The social network’s VP of growth Alex Schultz, wrote a lengthy post on Scribd explaining the policy and how it will change.
It explains that rather than “real names”, usually meaning legal names as the policy was enforced, people would be required to use “authentic names”, meaning those by which people are known to friends and family.
“We are deeply invested in making [this policy] better,” he wrote.
“I’ve seen first hand how people – including LGBT people – can be bullied online by people using fake or impersonating accounts.”
The changes to the policy will include allowing users to provide details about why they have chosen to use a particular name on their profile.
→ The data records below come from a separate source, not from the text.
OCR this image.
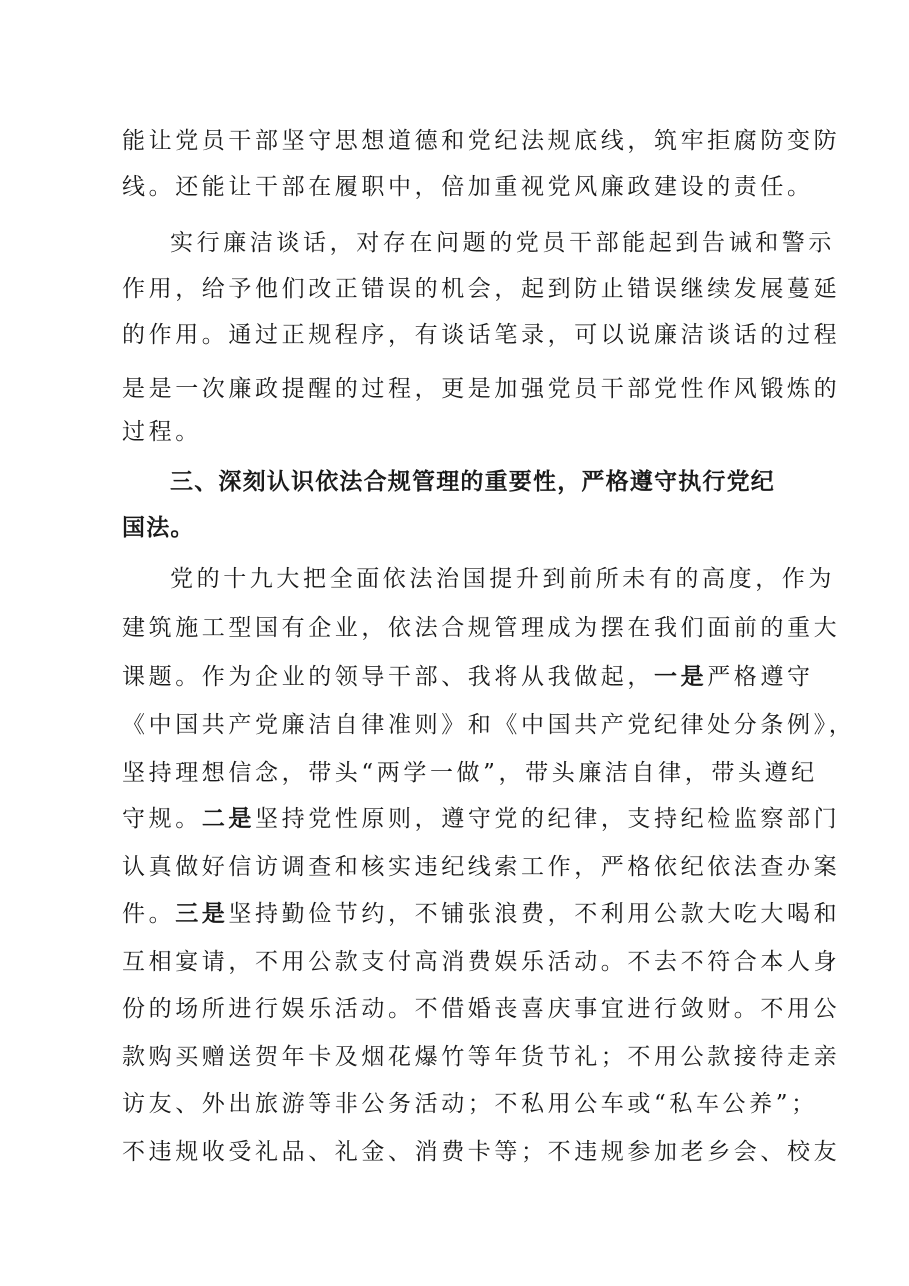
能让党员干部坚守思想道德和党纪法规底线，筑牢拒腐防变防
线。还能让干部在履职中，倍加重视党风廉政建设的责任。
实行廉洁谈话，对存在问题的党员干部能起到告诫和警示
作用，给予他们改正错误的机会，起到防止错误继续发展蔓延
的作用。通过正规程序，有谈话笔录，可以说廉洁谈话的过程
是是一次廉政提醒的过程，更是加强党员干部党性作风锻炼的
过程。
三、深刻认识依法合规管理的重要性，严格遵守执行党纪
国法。
党的十九大把全面依法治国提升到前所未有的高度，作为
建筑施工型国有企业，依法合规管理成为摆在我们面前的重大
课题。作为企业的领导干部、我将从我做起，一是严格遵守
《中国共产党廉洁自律准则》和《中国共产党纪律处分条例》，
坚持理想信念，带头“两学一做”，带头廉洁自律，带头遵纪
守规。二是坚持党性原则，遵守党的纪律，支持纪检监察部门
认真做好信访调查和核实违纪线索工作，严格依纪依法查办案
件。三是坚持勤俭节约，不铺张浪费，不利用公款大吃大喝和
互相宴请，不用公款支付高消费娱乐活动。不去不符合本人身
份的场所进行娱乐活动。不借婚丧喜庆事宜进行敛财。不用公
款购买赠送贺年卡及烟花爆竹等年货节礼；不用公款接待走亲
访友、外出旅游等非公务活动；不私用公车或“私车公养”；
不违规收受礼品、礼金、消费卡等；不违规参加老乡会、校友
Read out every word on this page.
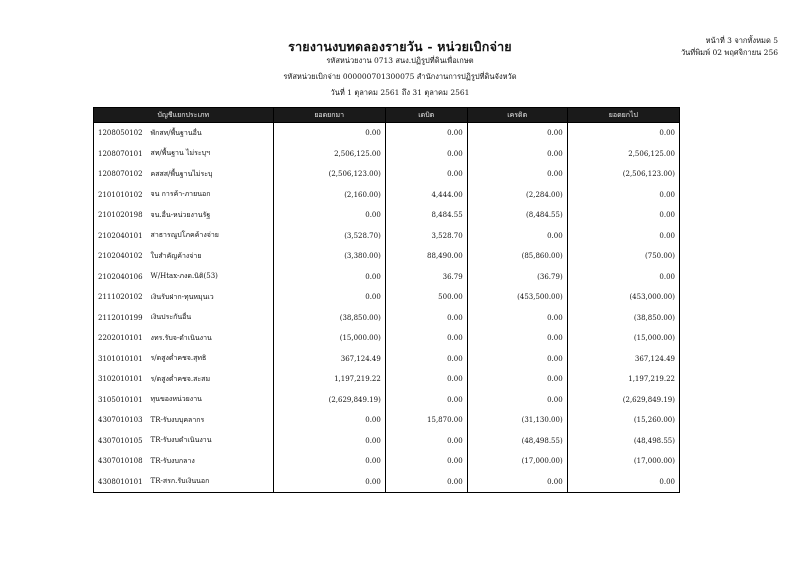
รายงานงบทดลองรายวัน - หน่วยเบิกจ่าย
รหัสหน่วยงาน 0713 สนง.ปฏิรูปที่ดินเพื่อเกษต
รหัสหน่วยเบิกจ่าย 000000701300075 สำนักงานการปฏิรูปที่ดินจังหวัด
วันที่ 1 ตุลาคม 2561 ถึง 31 ตุลาคม 2561
หน้าที่ 3 จากทั้งหมด 5
วันที่พิมพ์ 02 พฤศจิกายน 256
บัญชีแยกประเภท		ยอดยกมา	เดบิต	เครดิต	ยอดยกไป
1208050102	พักสท/พื้นฐานอื่น	0.00	0.00	0.00	0.00
1208070101	สท/พื้นฐาน ไม่ระบุฯ	2,506,125.00	0.00	0.00	2,506,125.00
1208070102	คสสส/พื้นฐานไม่ระบุ	(2,506,123.00)	0.00	0.00	(2,506,123.00)
2101010102	จน การค้า-ภายนอก	(2,160.00)	4,444.00	(2,284.00)	0.00
2101020198	จน.อื่น-หน่วยงานรัฐ	0.00	8,484.55	(8,484.55)	0.00
2102040101	สาธารณูปโภคค้างจ่าย	(3,528.70)	3,528.70	0.00	0.00
2102040102	ใบสำคัญค้างจ่าย	(3,380.00)	88,490.00	(85,860.00)	(750.00)
2102040106	W/Htax-ภงด.นิติ(53)	0.00	36.79	(36.79)	0.00
2111020102	เงินรับฝาก-ทุนหมุนเว	0.00	500.00	(453,500.00)	(453,000.00)
2112010199	เงินประกันอื่น	(38,850.00)	0.00	0.00	(38,850.00)
2202010101	งทร.รับจ-ดำเนินงาน	(15,000.00)	0.00	0.00	(15,000.00)
3101010101	ร/ดสูงต่ำคชจ.สุทธิ	367,124.49	0.00	0.00	367,124.49
3102010101	ร/ดสูงต่ำคชจ.สะสม	1,197,219.22	0.00	0.00	1,197,219.22
3105010101	ทุนของหน่วยงาน	(2,629,849.19)	0.00	0.00	(2,629,849.19)
4307010103	TR-รับงบบุคลากร	0.00	15,870.00	(31,130.00)	(15,260.00)
4307010105	TR-รับงบดำเนินงาน	0.00	0.00	(48,498.55)	(48,498.55)
4307010108	TR-รับงบกลาง	0.00	0.00	(17,000.00)	(17,000.00)
4308010101	TR-สรก.รับเงินนอก	0.00	0.00	0.00	0.00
In addition, those who report people for using a name they believe to be “fake” will be asked to provide additional information.
A German privacy watchdog earlier this year said Facebook is barred from enforcing its controversial real name policy.
More from PinkNews
An Ethiopian LGBT activist and leader had his account blocked by Facebook for not using his real name.
The social network has come under fire for banning members of the LGBT community from using the site without their real names.
Facebook banned hundreds of drag artists from the website last summer for not using their legal names on their profiles – which was later revealed to be the work of one user submitting a vast number of malicious reports.
The company promised to alter its ‘real name’ policy to allow trans people and drag artists to use their chosen names if they prefer – but no changes were ever made, and people still face bans.
In a cruel ironic twist, a trans woman who used to work for Facebook and helped develop their inclusive gender options was banned from the site for violating the ‘real name’ policy.
Mr Zuckerberg was asked about the policy in a Q&A on the website, and said that trans people should not be banned for not using their legal names.